O conteúdo gerado por IA pode estar incorreto.

          Figura1:Sistemas do corpo humano

Fabricamos satélites; estações tripuladas em contato permanente com a Terra; programas como o ChatGPT escrevem livros e sentenças mais rapidamente do que fariam escritores e juízes; carros autônomos dirigem melhor que muitos motoristas; robôs realizam com precisão cirurgias à distância; equipamentos de áudio e tato viabilizam leitura para cegos; próteses substituem partes do corpo. São milhares de inovações que têm permitido melhorar a qualidade de vida num mundo cada vez mais automatizado, fragmentado e conectado. 
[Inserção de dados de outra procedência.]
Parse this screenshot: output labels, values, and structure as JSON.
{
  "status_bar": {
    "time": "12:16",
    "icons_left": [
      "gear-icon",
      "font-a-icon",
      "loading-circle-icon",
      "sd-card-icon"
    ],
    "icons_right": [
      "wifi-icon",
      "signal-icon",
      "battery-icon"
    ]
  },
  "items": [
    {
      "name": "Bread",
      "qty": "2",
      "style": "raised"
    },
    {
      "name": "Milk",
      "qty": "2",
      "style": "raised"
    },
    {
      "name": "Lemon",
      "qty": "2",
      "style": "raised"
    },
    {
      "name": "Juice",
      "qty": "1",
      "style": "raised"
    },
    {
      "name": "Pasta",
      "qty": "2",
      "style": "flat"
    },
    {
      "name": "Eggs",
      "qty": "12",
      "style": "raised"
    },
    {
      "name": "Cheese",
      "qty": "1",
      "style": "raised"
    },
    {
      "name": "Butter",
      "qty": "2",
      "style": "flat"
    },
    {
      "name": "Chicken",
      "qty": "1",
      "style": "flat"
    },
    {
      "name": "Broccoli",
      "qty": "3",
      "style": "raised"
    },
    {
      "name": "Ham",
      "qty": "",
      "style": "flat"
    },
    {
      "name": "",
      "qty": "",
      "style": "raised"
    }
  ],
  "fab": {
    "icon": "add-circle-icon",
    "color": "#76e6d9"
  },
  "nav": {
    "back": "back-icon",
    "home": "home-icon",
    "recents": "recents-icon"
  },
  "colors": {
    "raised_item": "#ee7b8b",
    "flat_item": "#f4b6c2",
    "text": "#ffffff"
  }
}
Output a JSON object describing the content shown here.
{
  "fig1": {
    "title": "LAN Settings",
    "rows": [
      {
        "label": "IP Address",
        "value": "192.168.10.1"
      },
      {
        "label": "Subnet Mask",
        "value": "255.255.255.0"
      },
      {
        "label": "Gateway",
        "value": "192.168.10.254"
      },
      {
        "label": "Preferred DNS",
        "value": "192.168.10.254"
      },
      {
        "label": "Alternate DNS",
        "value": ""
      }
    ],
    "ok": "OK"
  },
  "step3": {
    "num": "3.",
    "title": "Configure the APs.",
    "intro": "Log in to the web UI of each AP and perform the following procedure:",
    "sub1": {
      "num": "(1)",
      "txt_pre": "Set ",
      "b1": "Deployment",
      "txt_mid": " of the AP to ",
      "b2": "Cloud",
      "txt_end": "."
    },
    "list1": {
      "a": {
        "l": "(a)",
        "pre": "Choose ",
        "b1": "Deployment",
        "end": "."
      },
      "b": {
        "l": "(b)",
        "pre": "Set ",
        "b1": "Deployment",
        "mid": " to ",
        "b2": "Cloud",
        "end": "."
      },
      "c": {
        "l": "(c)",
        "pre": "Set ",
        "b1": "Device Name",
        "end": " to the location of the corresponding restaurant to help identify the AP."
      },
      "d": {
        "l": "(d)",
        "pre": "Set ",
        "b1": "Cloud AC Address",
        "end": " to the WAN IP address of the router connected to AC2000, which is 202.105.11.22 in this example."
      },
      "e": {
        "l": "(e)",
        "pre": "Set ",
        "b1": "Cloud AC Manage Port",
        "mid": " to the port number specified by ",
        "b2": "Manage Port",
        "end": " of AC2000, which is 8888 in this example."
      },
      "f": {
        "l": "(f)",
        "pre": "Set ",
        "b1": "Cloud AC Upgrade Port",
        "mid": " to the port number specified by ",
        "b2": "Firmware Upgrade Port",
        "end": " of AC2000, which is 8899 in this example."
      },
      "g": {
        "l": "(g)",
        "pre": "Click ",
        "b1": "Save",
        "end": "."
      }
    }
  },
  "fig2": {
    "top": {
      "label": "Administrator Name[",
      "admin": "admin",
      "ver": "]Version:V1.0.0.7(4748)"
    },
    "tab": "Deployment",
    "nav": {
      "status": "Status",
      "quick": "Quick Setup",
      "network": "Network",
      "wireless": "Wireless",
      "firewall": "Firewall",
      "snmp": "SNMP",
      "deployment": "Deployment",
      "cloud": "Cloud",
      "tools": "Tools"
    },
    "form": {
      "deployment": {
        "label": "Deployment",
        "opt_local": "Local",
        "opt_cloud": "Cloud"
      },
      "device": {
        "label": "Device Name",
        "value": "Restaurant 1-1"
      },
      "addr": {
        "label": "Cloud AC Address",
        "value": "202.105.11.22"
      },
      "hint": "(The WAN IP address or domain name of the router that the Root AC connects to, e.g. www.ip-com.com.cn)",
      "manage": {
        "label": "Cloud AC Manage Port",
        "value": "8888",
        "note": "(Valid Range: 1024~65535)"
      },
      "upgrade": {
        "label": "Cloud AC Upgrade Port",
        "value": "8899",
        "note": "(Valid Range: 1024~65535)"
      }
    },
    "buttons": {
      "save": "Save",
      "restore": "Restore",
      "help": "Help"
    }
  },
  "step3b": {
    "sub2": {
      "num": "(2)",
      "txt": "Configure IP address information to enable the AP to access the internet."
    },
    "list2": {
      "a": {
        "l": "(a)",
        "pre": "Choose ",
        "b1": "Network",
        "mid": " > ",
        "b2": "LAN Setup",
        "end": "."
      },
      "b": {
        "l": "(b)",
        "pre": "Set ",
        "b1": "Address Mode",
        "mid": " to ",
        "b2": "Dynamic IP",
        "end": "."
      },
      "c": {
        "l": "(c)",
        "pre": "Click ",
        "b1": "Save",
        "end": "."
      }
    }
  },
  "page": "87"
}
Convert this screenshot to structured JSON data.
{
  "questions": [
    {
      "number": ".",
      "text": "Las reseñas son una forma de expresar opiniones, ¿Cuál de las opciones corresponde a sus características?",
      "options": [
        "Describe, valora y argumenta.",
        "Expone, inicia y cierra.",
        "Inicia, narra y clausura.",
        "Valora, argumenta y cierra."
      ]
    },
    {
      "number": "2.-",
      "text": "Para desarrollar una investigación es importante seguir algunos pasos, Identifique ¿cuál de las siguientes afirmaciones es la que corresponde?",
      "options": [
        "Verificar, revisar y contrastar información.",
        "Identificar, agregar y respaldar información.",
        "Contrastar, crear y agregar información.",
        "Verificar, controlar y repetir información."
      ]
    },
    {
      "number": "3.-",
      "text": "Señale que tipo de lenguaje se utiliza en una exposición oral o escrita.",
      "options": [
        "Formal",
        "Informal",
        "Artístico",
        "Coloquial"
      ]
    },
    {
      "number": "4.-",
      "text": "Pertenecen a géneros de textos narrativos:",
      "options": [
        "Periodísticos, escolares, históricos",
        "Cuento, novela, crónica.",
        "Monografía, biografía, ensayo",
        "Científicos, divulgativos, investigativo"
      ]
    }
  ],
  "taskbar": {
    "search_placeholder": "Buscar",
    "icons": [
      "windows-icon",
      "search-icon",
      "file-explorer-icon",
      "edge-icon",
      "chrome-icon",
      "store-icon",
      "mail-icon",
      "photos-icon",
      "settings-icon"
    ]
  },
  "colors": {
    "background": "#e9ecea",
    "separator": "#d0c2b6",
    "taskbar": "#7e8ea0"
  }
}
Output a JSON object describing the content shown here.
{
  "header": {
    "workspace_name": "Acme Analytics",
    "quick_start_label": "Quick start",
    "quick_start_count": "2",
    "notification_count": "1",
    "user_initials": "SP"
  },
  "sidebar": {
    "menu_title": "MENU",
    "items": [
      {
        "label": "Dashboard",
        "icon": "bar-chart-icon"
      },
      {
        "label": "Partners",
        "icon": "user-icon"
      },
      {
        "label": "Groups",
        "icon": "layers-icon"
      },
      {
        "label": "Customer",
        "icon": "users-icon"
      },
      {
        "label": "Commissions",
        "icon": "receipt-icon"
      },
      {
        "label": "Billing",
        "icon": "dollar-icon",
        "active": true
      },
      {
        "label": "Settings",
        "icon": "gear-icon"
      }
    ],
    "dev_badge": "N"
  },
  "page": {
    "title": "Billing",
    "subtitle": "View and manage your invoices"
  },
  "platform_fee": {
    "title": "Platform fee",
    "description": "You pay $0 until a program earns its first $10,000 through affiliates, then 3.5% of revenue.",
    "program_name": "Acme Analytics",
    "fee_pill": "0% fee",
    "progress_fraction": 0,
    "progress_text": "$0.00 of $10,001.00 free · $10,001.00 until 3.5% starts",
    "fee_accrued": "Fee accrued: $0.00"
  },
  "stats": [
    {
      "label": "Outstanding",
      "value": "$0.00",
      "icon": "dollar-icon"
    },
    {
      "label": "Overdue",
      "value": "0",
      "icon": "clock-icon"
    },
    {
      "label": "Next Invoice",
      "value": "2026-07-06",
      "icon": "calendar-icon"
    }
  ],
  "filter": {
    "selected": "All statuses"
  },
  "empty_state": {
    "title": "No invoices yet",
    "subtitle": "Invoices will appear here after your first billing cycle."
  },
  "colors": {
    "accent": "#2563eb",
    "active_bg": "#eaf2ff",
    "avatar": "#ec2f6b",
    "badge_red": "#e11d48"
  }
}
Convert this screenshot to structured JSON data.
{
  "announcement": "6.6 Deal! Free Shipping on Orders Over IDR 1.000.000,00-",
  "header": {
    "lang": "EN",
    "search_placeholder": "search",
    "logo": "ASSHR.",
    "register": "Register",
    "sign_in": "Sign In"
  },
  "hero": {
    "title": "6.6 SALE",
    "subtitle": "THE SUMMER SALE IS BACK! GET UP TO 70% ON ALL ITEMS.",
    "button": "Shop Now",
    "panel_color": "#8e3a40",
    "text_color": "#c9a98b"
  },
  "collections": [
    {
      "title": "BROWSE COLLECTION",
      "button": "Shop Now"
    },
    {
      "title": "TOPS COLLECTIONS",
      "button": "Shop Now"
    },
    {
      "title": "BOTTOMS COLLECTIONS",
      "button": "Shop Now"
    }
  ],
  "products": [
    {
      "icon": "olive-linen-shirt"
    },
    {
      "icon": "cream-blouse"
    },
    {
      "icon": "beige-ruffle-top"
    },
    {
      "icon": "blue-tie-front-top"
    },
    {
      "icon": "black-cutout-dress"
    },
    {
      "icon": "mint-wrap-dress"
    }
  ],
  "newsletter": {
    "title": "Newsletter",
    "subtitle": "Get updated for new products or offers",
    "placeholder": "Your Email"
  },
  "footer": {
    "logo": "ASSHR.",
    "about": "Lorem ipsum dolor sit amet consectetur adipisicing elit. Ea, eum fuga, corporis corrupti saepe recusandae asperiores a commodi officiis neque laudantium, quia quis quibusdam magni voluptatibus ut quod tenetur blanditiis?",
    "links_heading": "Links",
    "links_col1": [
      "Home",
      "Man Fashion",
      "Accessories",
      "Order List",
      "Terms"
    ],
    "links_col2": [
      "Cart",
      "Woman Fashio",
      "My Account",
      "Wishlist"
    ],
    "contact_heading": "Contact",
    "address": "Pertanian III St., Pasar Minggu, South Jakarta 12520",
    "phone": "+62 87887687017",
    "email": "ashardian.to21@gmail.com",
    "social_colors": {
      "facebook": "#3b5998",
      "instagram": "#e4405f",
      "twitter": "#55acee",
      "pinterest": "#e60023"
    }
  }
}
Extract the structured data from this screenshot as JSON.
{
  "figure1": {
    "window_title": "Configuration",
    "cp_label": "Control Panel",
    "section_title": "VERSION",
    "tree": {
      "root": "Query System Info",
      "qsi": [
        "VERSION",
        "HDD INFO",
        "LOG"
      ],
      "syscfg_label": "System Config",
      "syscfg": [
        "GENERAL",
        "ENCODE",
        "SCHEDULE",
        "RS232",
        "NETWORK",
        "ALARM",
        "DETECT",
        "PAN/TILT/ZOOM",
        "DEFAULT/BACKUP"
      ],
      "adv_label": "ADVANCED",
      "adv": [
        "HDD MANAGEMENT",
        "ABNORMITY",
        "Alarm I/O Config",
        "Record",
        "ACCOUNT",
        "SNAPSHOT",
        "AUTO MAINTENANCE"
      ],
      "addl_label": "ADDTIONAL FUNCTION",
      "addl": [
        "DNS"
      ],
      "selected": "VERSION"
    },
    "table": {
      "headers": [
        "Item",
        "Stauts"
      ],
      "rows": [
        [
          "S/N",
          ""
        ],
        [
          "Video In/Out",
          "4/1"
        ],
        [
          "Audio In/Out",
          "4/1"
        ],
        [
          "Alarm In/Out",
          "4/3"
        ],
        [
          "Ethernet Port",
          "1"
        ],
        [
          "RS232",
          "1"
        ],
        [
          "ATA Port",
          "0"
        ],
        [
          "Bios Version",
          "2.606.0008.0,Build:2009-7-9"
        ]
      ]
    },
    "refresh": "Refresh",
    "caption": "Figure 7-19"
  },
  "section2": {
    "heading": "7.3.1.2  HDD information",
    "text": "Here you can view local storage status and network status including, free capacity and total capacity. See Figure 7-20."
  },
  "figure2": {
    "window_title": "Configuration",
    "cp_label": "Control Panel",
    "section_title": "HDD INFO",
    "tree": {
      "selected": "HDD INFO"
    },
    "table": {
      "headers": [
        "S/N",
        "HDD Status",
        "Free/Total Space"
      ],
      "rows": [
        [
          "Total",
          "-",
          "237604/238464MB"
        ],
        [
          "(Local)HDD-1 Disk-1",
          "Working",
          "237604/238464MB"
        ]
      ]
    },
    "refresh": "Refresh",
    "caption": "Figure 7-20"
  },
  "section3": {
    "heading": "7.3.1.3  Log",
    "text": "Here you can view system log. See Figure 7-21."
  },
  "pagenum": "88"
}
Mas tem o outro lado da moeda. O mundo debate a possibilidade de máquinas que funcionam por Inteligência Artificial (IA) substituírem as pessoas e, tomando decisões autônomas, substituirem os humanos em tudo. Alguém do lado escuro da força, pode fazer um computador mais inteligente do que o Al do filme de Kubrick 2001-Uma Odisseia no Espaço (1968), e que sozinho seja capaz exterminar mais que a soma dos ditadores modernos como Putin e Maduro, e antigos como Hitler, Mussolini e Stalin no século XX. Kubrick se baseou em conto de 1951 de Arthur C. Clarck, o homem que previu o futuro. Aliviou quando no filme alguém que SABIA como o monstro funcionava conseguiu barrar Al.

Somos a máquina mais complexa e perfeita jamais criada que empresa startups tentam copiar-para resolver problemas e inovar. De bebês totalmente dependentes, aos 2 anos de idade já falamos com verbo, predicado, complemento, sem saber o que é isso, porque recebemos o estímulo requerido para o sistema da fala funcionar. A neurociência tem avançado muito na compreensão sobre como bebês aprendem a respirar, chorar, falar, cantar, jogar futebol, criar arte, e fabricar máquinas maravilhosas. Neurônios se conectam sem ninguém ensinar. Têm sua própria inteligência. Sentem. Substituem partes falidas do corpo. Ocupam espaços. Criam matéria. Computadores não. 

Sensor: dispositivo capaz de detectar/captar ações ou estímulos externos e responder em consequência. Estes aparelhos podem transformar as grandezas físicas ou químicas em grandezas elétricas. Como os seres humanos recorrem ao seu sistema sensorial para uma tarefa, as máquinas e os robôs requerem sensores para interagirem com o meio em que se encontram para gerar os resultados a que se propõem.

Para usar melhor e com prazer os frutos da tecnologia moderna, como aconselhou meu filho, busquei aprender sobres sensores do corpo e das máquinas. Sou do “ver para crer”, e as coisas que não vejo, como os elementos químicos básicos da vida, estudo. Comparando corpo e máquina, aprendendo sobre eles, uso melhor os dois. Tenho escutado melhor meu corpo. E sido mais crítica do uso das máquinas - vide golpes. Não é só tomar um remédio prescrito, mas entender como ele age no corpo. Senão, pode dar ruim. Não é só usar a telinha, é saber que o seu uso tem consequências – vide crianças cooptadas pelo celular, golpes na internet, dependência por indução ao vício dos jogos eletrônicos. Entender da máquina e do que ela é capaz evita que quem a use possa vir a ser usado por ela. Para o bem e para o mal.

Olhos e ouvidos atentos então. Sigamos as pistas que a natureza nos dá.


Comentários

  1. Que texto sensacional! O ser humano é mesmo único nesse universo tão amplo. A maior sabedoria mora em nos ouvirmos com mais atenção, os sinais que nosso corpo grita.